Network Alarm Monitoring Systems are devices, typically centrally located, that monitor equipment at your sites for notable events – otherwise referred to as "alarms". An alarm can refer to something as simple or mundane as an unlocked door, or it could mean that your equipment is failing and you're about to suffer a massive network outage. Your Alarm Monitoring System, if it's any good, should organize and interpret the severity of incoming alarms, helping you coordinate maintenance and repair efforts throughout your network. It is an essential part of any network management system.
What are "alarms"?
Equipment at your sites is expected to operate without you watching it 24/7. As events occur that might require your attention, errors, failures, or general maintenance issues, your equipment will let you know by reporting an alarm. If the device is either incapable of reporting the alarm, or you'd like to monitor alarms in a different way, you can connect a remote telemetry unit (RTU) to the equipment at your site to report alarms, but the effect is the same: network equipment reports alarms when things go wrong.

The NetGuardian RTU collects alarms and sends notifications for its discrete alarms, analog threshold alarms, and ping targets. It can also communicate with multiple master stations
Alarms don't necessarily have to be specific to any one piece of equipment either. For example, you could monitor a temperature sensor at your site. As the temperature gets too high, it may set an alarm, indicating that the air conditioning didn't kick on and that your equipment is in danger of being damaged by heat. While not directly indicating a problem with your equipment, failure to respond to an alarm of this sort will likely furnish the same result: equipment failures and network outages.
While many of these devices can report alarms directly to you, receiving individual alerts for network problems may leave you overwhelmed and confused. As your network grows, both geographically and in number of elements, you may struggle to track of all the network information coming your way, and waste time and energy attempting to determine the severity and location of individual point references.
The Alarm Monitoring System Helps You Manage Your Network
Ideally, your alarm monitoring system should:
- Collect allincoming alarms
- Organize incoming alarms
- Send intelligible notifications for alarms to technicians
- Provide a simple interface for a network manager to execute controls and otherwise monitor the network
Your alarm monitoring system won't be very helpful if it leaves blind-spots in your network. It must be able to collect all of your network alarms. Therefore, it must be able to communicate using all of the protocols used in your network. (And it should probably support any future protocols you have plans to employ.) An alarm monitoring system like T/Mon, from DPS Telecom, supports a wide variety of network protocols, including legacy and proprietary protocols, making it supremely adaptable to your network needs. If you want to consolidate monitoring to a single platform, you can employ a device like T/Mon as a regional or mid-level manager to mediate multiple protocols to SNMP or TL1, for a higher level master station.

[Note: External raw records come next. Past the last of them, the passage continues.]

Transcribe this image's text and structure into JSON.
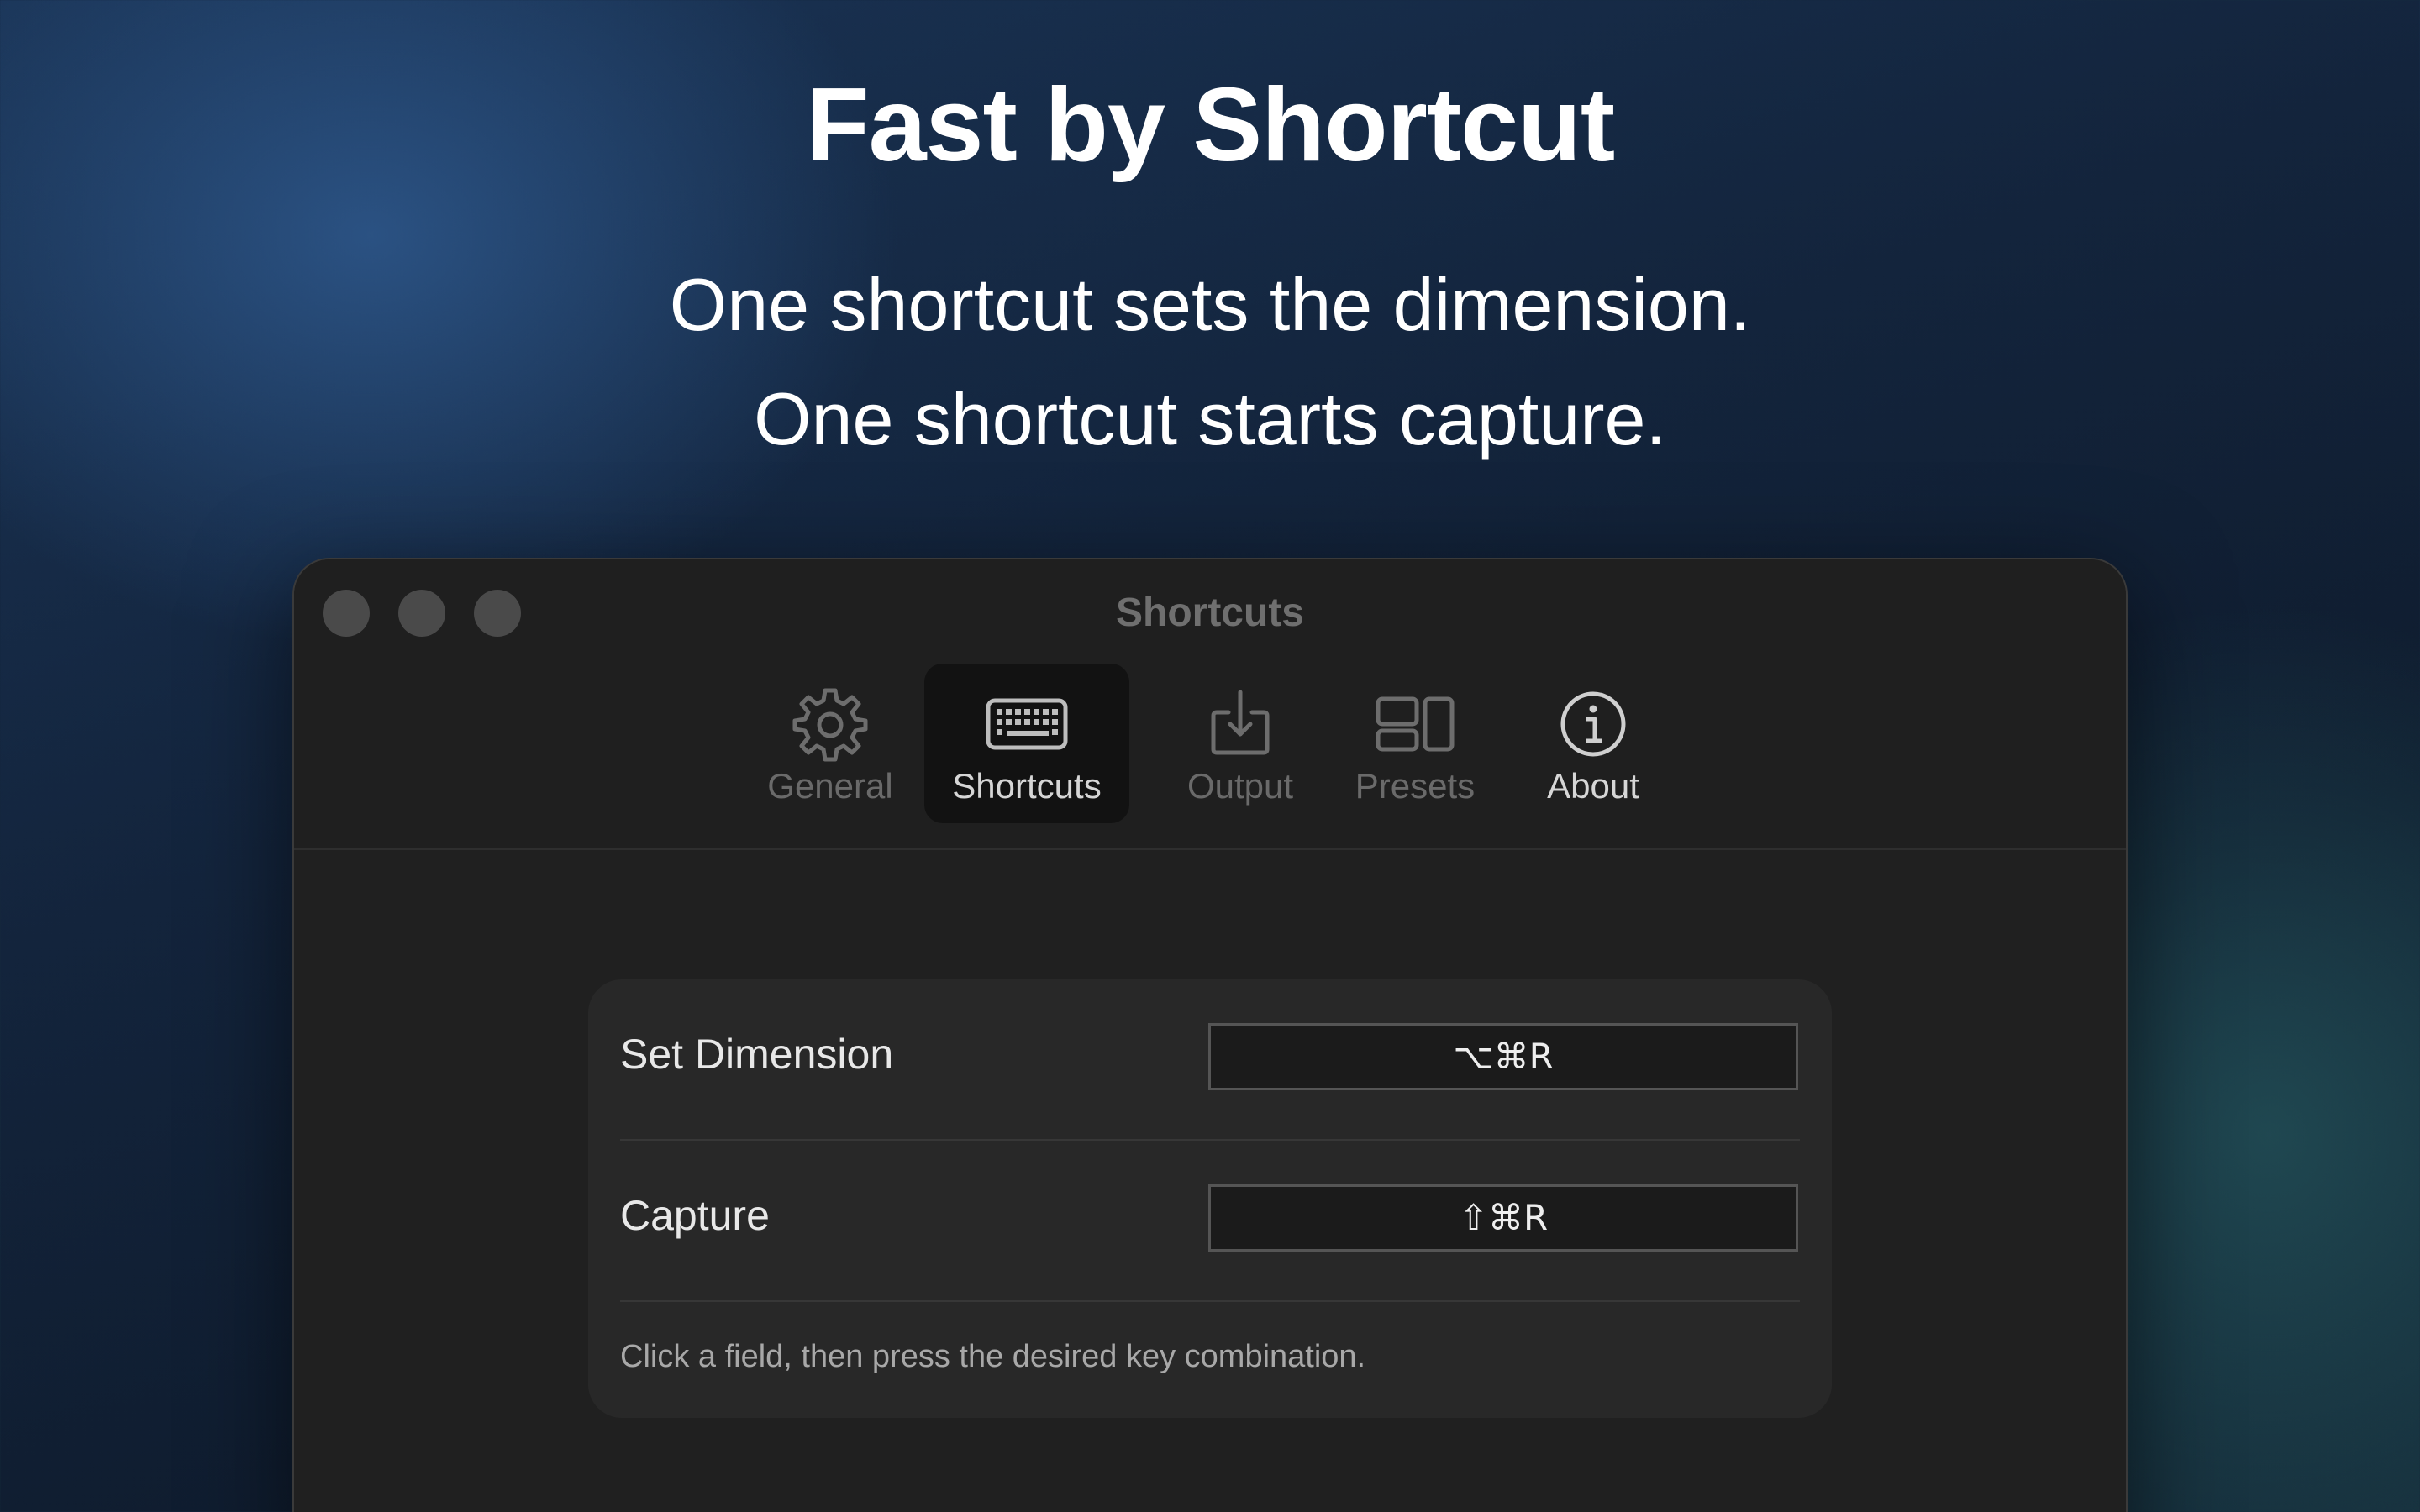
{
  "hero": {
    "title": "Fast by Shortcut",
    "subtitle_line1": "One shortcut sets the dimension.",
    "subtitle_line2": "One shortcut starts capture."
  },
  "window": {
    "title": "Shortcuts",
    "tabs": [
      {
        "label": "General",
        "icon": "gear-icon",
        "state": "inactive"
      },
      {
        "label": "Shortcuts",
        "icon": "keyboard-icon",
        "state": "active"
      },
      {
        "label": "Output",
        "icon": "download-tray-icon",
        "state": "inactive"
      },
      {
        "label": "Presets",
        "icon": "layout-presets-icon",
        "state": "inactive"
      },
      {
        "label": "About",
        "icon": "info-circle-icon",
        "state": "inactive"
      }
    ]
  },
  "shortcuts": {
    "rows": [
      {
        "label": "Set Dimension",
        "keys": "⌥⌘R"
      },
      {
        "label": "Capture",
        "keys": "⇧⌘R"
      }
    ],
    "hint": "Click a field, then press the desired key combination."
  },
  "colors": {
    "accent_text": "#ffffff",
    "window_bg": "#202020",
    "panel_bg": "#282828",
    "active_tab_bg": "#121212"
  }
}
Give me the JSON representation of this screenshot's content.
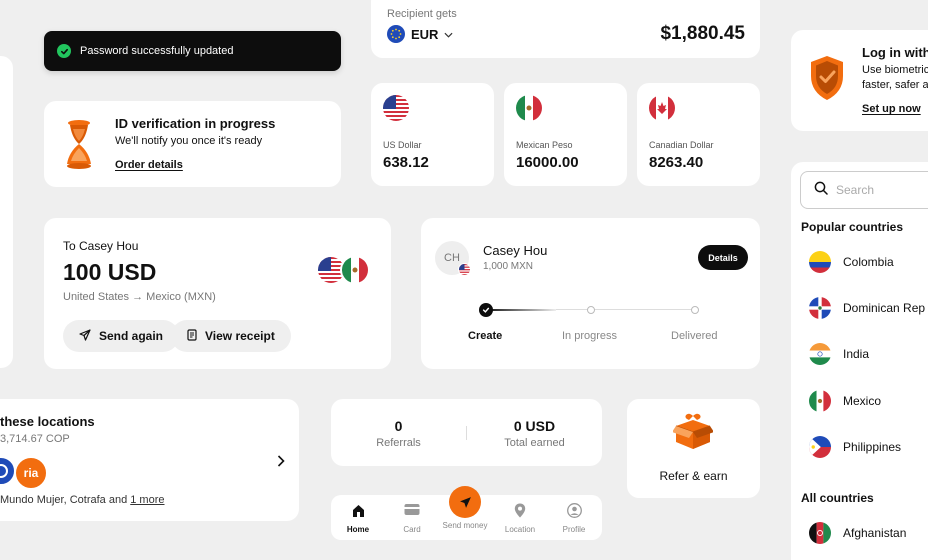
{
  "toast": {
    "message": "Password successfully updated"
  },
  "recipient": {
    "label": "Recipient gets",
    "currency": "EUR",
    "amount": "$1,880.45"
  },
  "id_verification": {
    "title": "ID verification in progress",
    "subtitle": "We'll notify you once it's ready",
    "link": "Order details"
  },
  "currencies": [
    {
      "name": "US Dollar",
      "value": "638.12"
    },
    {
      "name": "Mexican Peso",
      "value": "16000.00"
    },
    {
      "name": "Canadian Dollar",
      "value": "8263.40"
    }
  ],
  "login": {
    "title": "Log in with",
    "line1": "Use biometric",
    "line2": "faster, safer a",
    "link": "Set up now"
  },
  "transfer": {
    "to": "To Casey Hou",
    "amount": "100 USD",
    "route": "United States → Mexico (MXN)",
    "send_again": "Send again",
    "view_receipt": "View receipt"
  },
  "tracker": {
    "initials": "CH",
    "name": "Casey Hou",
    "amount": "1,000 MXN",
    "details": "Details",
    "steps": [
      "Create",
      "In progress",
      "Delivered"
    ]
  },
  "search": {
    "placeholder": "Search"
  },
  "popular": {
    "heading": "Popular countries",
    "items": [
      "Colombia",
      "Dominican Rep",
      "India",
      "Mexico",
      "Philippines"
    ]
  },
  "all": {
    "heading": "All countries",
    "items": [
      "Afghanistan"
    ]
  },
  "locations": {
    "title": "these locations",
    "amount": "3,714.67 COP",
    "text": "Mundo Mujer, Cotrafa and ",
    "more": "1 more",
    "ria": "ria"
  },
  "referrals": {
    "count": "0",
    "count_label": "Referrals",
    "earned": "0 USD",
    "earned_label": "Total earned"
  },
  "refer": {
    "label": "Refer & earn"
  },
  "nav": {
    "home": "Home",
    "card": "Card",
    "send": "Send money",
    "location": "Location",
    "profile": "Profile"
  },
  "colors": {
    "accent": "#f26d0f",
    "success": "#22c55e",
    "dark": "#0d0d0d"
  }
}
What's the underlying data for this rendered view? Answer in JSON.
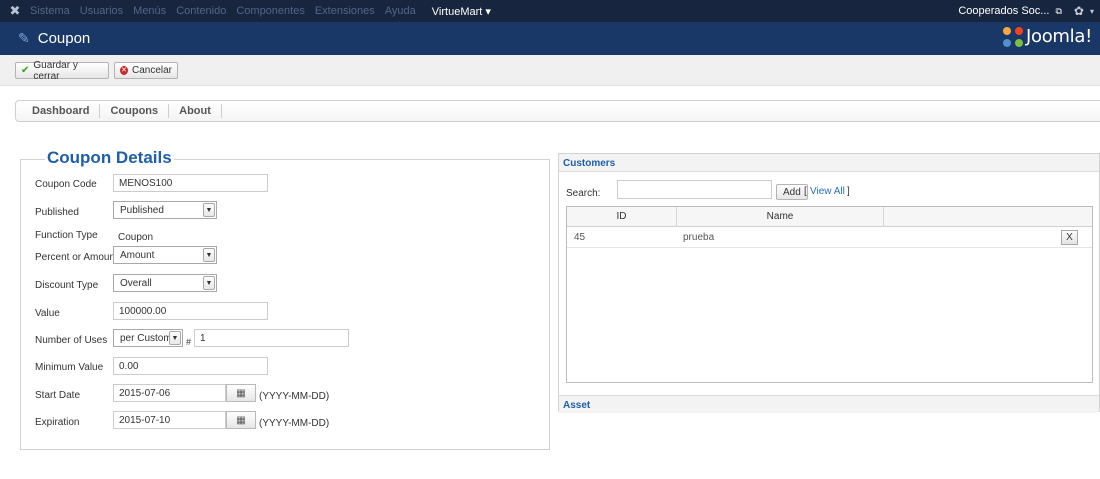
{
  "topbar": {
    "menu": [
      "Sistema",
      "Usuarios",
      "Menús",
      "Contenido",
      "Componentes",
      "Extensiones",
      "Ayuda"
    ],
    "virtuemart": "VirtueMart ▾",
    "user": "Cooperados Soc...",
    "external_icon": "external-link-icon",
    "gear_icon": "gear-icon"
  },
  "titlebar": {
    "title": "Coupon",
    "logo_text": "Joomla!"
  },
  "toolbar": {
    "save_close": "Guardar y cerrar",
    "cancel": "Cancelar"
  },
  "subtabs": [
    "Dashboard",
    "Coupons",
    "About"
  ],
  "details": {
    "legend": "Coupon Details",
    "coupon_code_label": "Coupon Code",
    "coupon_code_value": "MENOS100",
    "published_label": "Published",
    "published_value": "Published",
    "function_type_label": "Function Type",
    "function_type_value": "Coupon",
    "percent_amount_label": "Percent or Amount",
    "percent_amount_value": "Amount",
    "discount_type_label": "Discount Type",
    "discount_type_value": "Overall",
    "value_label": "Value",
    "value_value": "100000.00",
    "uses_label": "Number of Uses",
    "uses_select_value": "per Custom",
    "uses_hash": "#",
    "uses_value": "1",
    "min_value_label": "Minimum Value",
    "min_value_value": "0.00",
    "start_date_label": "Start Date",
    "start_date_value": "2015-07-06",
    "expiration_label": "Expiration",
    "expiration_value": "2015-07-10",
    "date_format": "(YYYY-MM-DD)"
  },
  "customers": {
    "header": "Customers",
    "search_label": "Search:",
    "add_button": "Add",
    "view_all_open": "[",
    "view_all": "View All",
    "view_all_close": "]",
    "columns": [
      "ID",
      "Name"
    ],
    "rows": [
      {
        "id": "45",
        "name": "prueba",
        "remove": "X"
      }
    ],
    "asset": "Asset"
  }
}
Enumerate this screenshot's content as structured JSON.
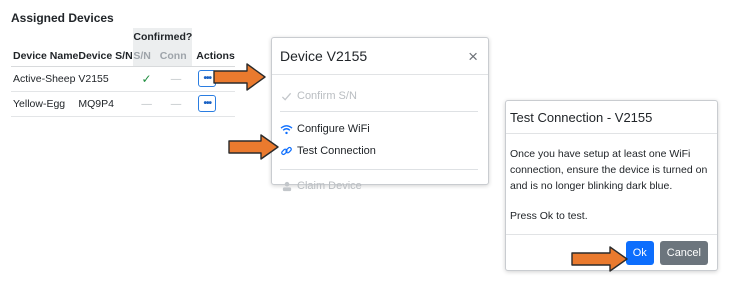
{
  "devices_panel": {
    "title": "Assigned Devices",
    "group_header": "Confirmed?",
    "columns": [
      "Device Name",
      "Device S/N",
      "S/N",
      "Conn",
      "Actions"
    ],
    "rows": [
      {
        "name": "Active-Sheep",
        "sn": "V2155",
        "sn_confirmed": "✓",
        "conn": "—",
        "action": "•••"
      },
      {
        "name": "Yellow-Egg",
        "sn": "MQ9P4",
        "sn_confirmed": "—",
        "conn": "—",
        "action": "•••"
      }
    ]
  },
  "device_menu": {
    "title": "Device V2155",
    "close": "×",
    "items": [
      {
        "label": "Confirm S/N",
        "icon": "check-icon",
        "enabled": false
      },
      {
        "label": "Configure WiFi",
        "icon": "wifi-icon",
        "enabled": true
      },
      {
        "label": "Test Connection",
        "icon": "link-icon",
        "enabled": true
      },
      {
        "label": "Claim Device",
        "icon": "person-icon",
        "enabled": false
      }
    ]
  },
  "test_modal": {
    "title": "Test Connection - V2155",
    "body_1": "Once you have setup at least one WiFi connection, ensure the device is turned on and is no longer blinking dark blue.",
    "body_2": "Press Ok to test.",
    "ok_label": "Ok",
    "cancel_label": "Cancel"
  },
  "colors": {
    "arrow_fill": "#ea7a2e",
    "arrow_stroke": "#2b2b2b",
    "primary": "#0d6efd",
    "secondary": "#6c757d",
    "success": "#1e8e3e"
  }
}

T/Mon can receive SNMP Traps and poll legacy/proprietary devices to bring all of your network monitoring on to one platform. It can even forward SNMP traps to a higher level master.
The Alarm Collector
In some cases, the alarm monitoring system is simply a device that listens for alarms and collects them via a terminal session or a text log. While this does collect all of your alarms in a central location, it is minimally helpful.
While discrete contacts and analog threshold alarms can be designated to provide an indication of their severity on site, they don't necessarily indicate severity within the network. Your alarm monitoring system should provide some means to sort alarms by perceived severity and even ways to determine the most important alarms within your network. Often times, this is still done by a human operator – no device can make more informed decisions about your network than you can – however, your alarm manager should at least help you out in this regard. For example, T/Mon, the alarm monitoring system from DPS Telecom, allows you to sort alarms by severity, location, and other factors, as you see fit. In monitoring mode, alarms are color coded indicating severity, so you can see quickly what your highest priority (alarms labeled "critical") alarms are.
The new "root alarm" feature for T/Mon takes this a step further, helping you weed out irrelevant alarms when a large number of alarms set. For example, if your DS3 fails, a large number of irrelevant T1 points will set alarms. The root alarm feature allows you to designate the DS3 as a "root," and so, when the DS3 failure alarm sets, any T1 points are automatically silenced, saving you the trouble of weeding through nuisance alarms to figure out the real problem. Of course, when any T1 alarm goes off by itself, T/Mon will allow the alarm to occur normally. Your alarm monitoring system should not simply provide visibility, but intelligent visibility for your network.
Dispatching Technicians Automatically with Adequate Notifications
As your alarm monitoring system collects alarms, it should be able to notify technicians of new developments. This saves your network operations center (NOC) from having to dispatch each individual alarm, and reduces the likelihood that an alarm will somehow be forgotten between the NOC and remote technicians.
T/Mon, for example, can send email, text, pager, and, with an accessory, voice notification to technicians for any of the unit's databased alarms. You can even set progressive notifications, so that if the primary technician for a site/alarm is notified and fails to acknowledge the alarm, the notification rolls-over to the next technician down the line, ensuring that no alarm falls through. Properly organized notifications essentially automate dispatching duties, and ensure that your network maintenance and repair issues are resolved with the utmost efficiency.
Finally, your Alarm monitoring system should provide an interface that is as easy to use as possible. Most alarm managers provide a simple terminal interface – which is good. The terminal interface provides powerful access to your alarm manager, and is quickly navigated, provided the user knows all of the terminal commands and has intricate knowledge of your network. However, expecting all of your technicians to achieve the extremely high level of proficiency required by a terminal program for your alarm monitoring system is unrealistic. Your alarm monitoring systems should provide some sort of interface that your technicians can make quick use of, without an overbearing amount of training or a weighty manual.
T/GFX, the geographical interface for T/Mon does this by placing all of your network resources on a map, and allowing the user to perform databasing and monitoring operations with a simple point-and-click interface. Placing all of your alarms on a map helps technicians determine where problems are at a glance and prevents users from having to remember complicated point references for sites. T/GFX allows users to "drill-down" through map layers as well, to get a closer view of sections of your network, all the way down to the floor plan at your sites. Using the interface, you can even operate controls or access the interfaces for your alarmed devices directly through the map, greatly simplifying alarm and network management.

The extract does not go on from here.